Mr. Connery was the best thing about the flat Finding Forrester. He was often the only compelling reason to sit through one of those boring bastardizations of Ian Fleming’s novels for the screen. He played Agamemnon in Time Bandits. He even made an impression in a small role in 1977’s war epic A Bridge Too Far based on the book by Cornelius Ryan. I remember him being excellent in 1990’s The Russia House based on the book by John le Carre and in an underrated and delightful caper movie titled Entrapment with Catherine Zeta Jones in 1999.
Perhaps his last great leading role, echoing his first major breakthrough role as an anti-Communist spy in Dr. No, is as a defector from Soviet Russia in the 1990 adaptation of Tom Clancy’s first novel The Hunt for Red October, a plodding affair made better by Alec Baldwin as the protagonist and Mr. Connery as a submarine commander determined to breathe free.

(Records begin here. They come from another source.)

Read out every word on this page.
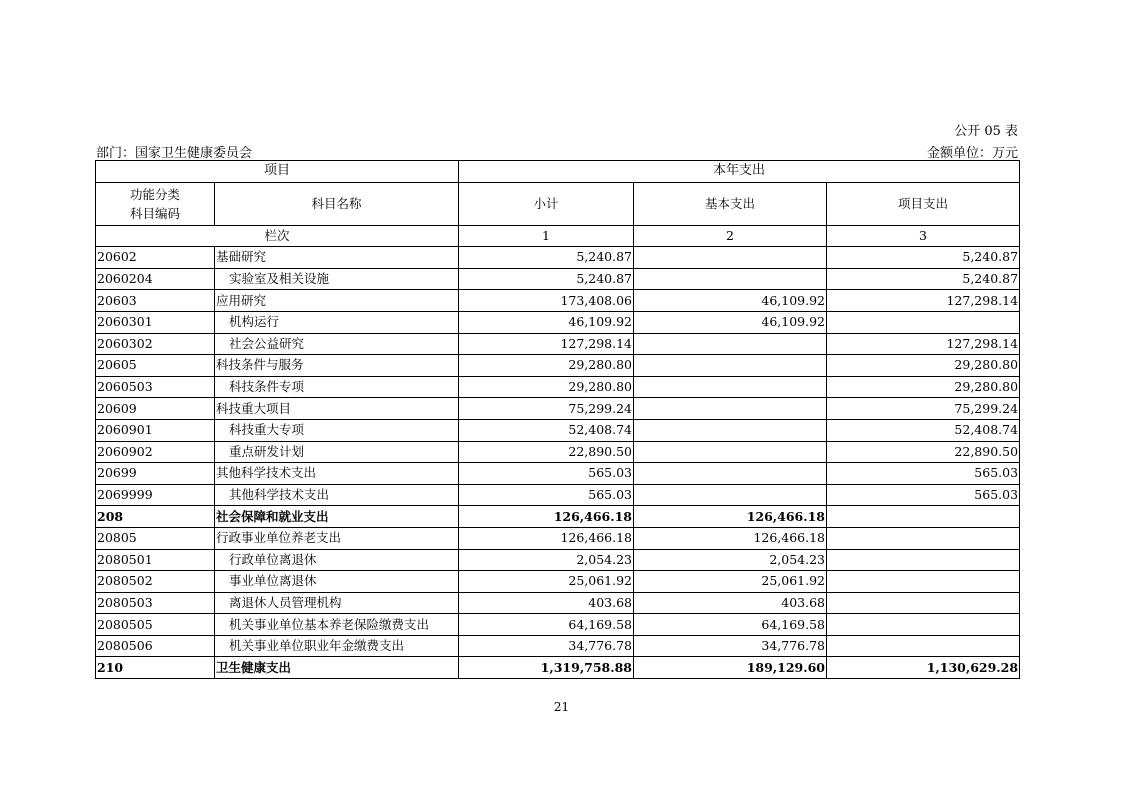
公开 05 表
部门：国家卫生健康委员会	金额单位：万元
项目		本年支出		

功能分类
科目编码	科目名称	小计	基本支出	项目支出
栏次		1	2	3
20602	基础研究	5,240.87		5,240.87
2060204	实验室及相关设施	5,240.87		5,240.87
20603	应用研究	173,408.06	46,109.92	127,298.14
2060301	机构运行	46,109.92	46,109.92	
2060302	社会公益研究	127,298.14		127,298.14
20605	科技条件与服务	29,280.80		29,280.80
2060503	科技条件专项	29,280.80		29,280.80
20609	科技重大项目	75,299.24		75,299.24
2060901	科技重大专项	52,408.74		52,408.74
2060902	重点研发计划	22,890.50		22,890.50
20699	其他科学技术支出	565.03		565.03
2069999	其他科学技术支出	565.03		565.03
208	社会保障和就业支出	126,466.18	126,466.18	
20805	行政事业单位养老支出	126,466.18	126,466.18	
2080501	行政单位离退休	2,054.23	2,054.23	
2080502	事业单位离退休	25,061.92	25,061.92	
2080503	离退休人员管理机构	403.68	403.68	
2080505	机关事业单位基本养老保险缴费支出	64,169.58	64,169.58	
2080506	机关事业单位职业年金缴费支出	34,776.78	34,776.78	
210	卫生健康支出	1,319,758.88	189,129.60	1,130,629.28
21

As a boy, I saw many Sean Connery movies during opening weeks in the movie theater. These are some of my earliest and happiest memories of seeing movies when Americans were at liberty to see movies, especially movies meant to be experienced as movies. Most memorable among the Sean Connery pictures I saw in theaters is an epic in 1975 by John Milius titled The Wind and the Lion. The score is sweeping. The pictures are majestic. It’s a flawed film. In retrospect, having seen the movie again after Black Tuesday with a friend who was raised in a predominantly Islamic country, The Wind and the Lion glamorizes Islam, jihad and Islamic terrorism through no fault of Sean Connery’s.

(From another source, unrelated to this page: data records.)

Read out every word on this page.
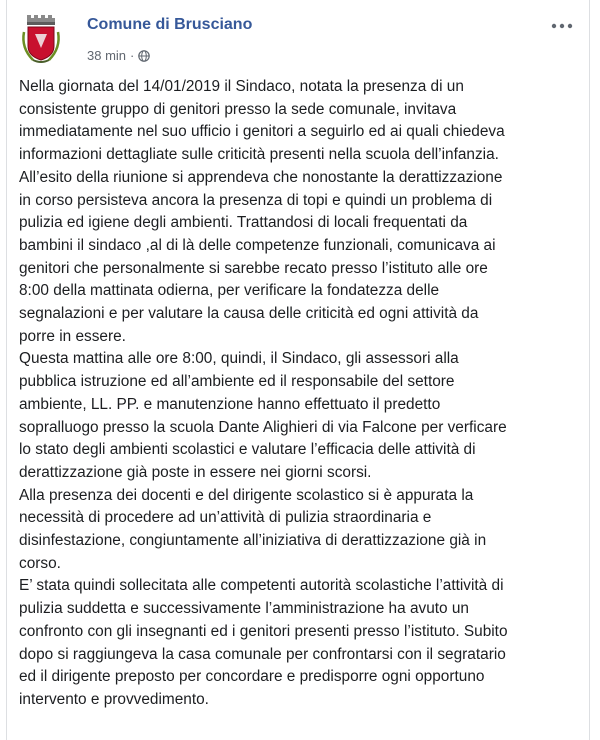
Comune di Brusciano
38 min ·

Nella giornata del 14/01/2019 il Sindaco, notata la presenza di un

consistente gruppo di genitori presso la sede comunale, invitava

immediatamente nel suo ufficio i genitori a seguirlo ed ai quali chiedeva

informazioni dettagliate sulle criticità presenti nella scuola dell’infanzia.

All’esito della riunione si apprendeva che nonostante la derattizzazione

in corso persisteva ancora la presenza di topi e quindi un problema di

pulizia ed igiene degli ambienti. Trattandosi di locali frequentati da

bambini il sindaco ,al di là delle competenze funzionali, comunicava ai

genitori che personalmente si sarebbe recato presso l’istituto alle ore

8:00 della mattinata odierna, per verificare la fondatezza delle

segnalazioni e per valutare la causa delle criticità ed ogni attività da

porre in essere.

Questa mattina alle ore 8:00, quindi, il Sindaco, gli assessori alla

pubblica istruzione ed all’ambiente ed il responsabile del settore

ambiente, LL. PP. e manutenzione hanno effettuato il predetto

sopralluogo presso la scuola Dante Alighieri di via Falcone per verficare

lo stato degli ambienti scolastici e valutare l’efficacia delle attività di

derattizzazione già poste in essere nei giorni scorsi.

Alla presenza dei docenti e del dirigente scolastico si è appurata la

necessità di procedere ad un’attività di pulizia straordinaria e

disinfestazione, congiuntamente all’iniziativa di derattizzazione già in

corso.

E’ stata quindi sollecitata alle competenti autorità scolastiche l’attività di

pulizia suddetta e successivamente l’amministrazione ha avuto un

confronto con gli insegnanti ed i genitori presenti presso l’istituto. Subito

dopo si raggiungeva la casa comunale per confrontarsi con il segratario

ed il dirigente preposto per concordare e predisporre ogni opportuno

intervento e provvedimento.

But his performance is breathtaking. Sean Connery is so committed to the quality of his performance as an ignorant but gallant savage who kidnaps an American woman and her children as prisoners in a holy war for Islam that he adds an element of mischief, danger and daring that elevates the movie.
Sean Connery was a movie star — he was a movie star at a time when movie stars were fading and being faded out — blanked out — vilified for being handsome, absolute and upright. He was also an activist and an outspoken advocate for political independence in his native Scotland. Contrary to the blather about his being the best Bond, an increasingly asinine and useless distinction, Sean Connery was foremost an actor of ability. With dark, manly confidence, seriousness and beauty, he gave Western audiences a glimpse of man, even when he’s lowdown, deficient and lacking, as he can and ought to be.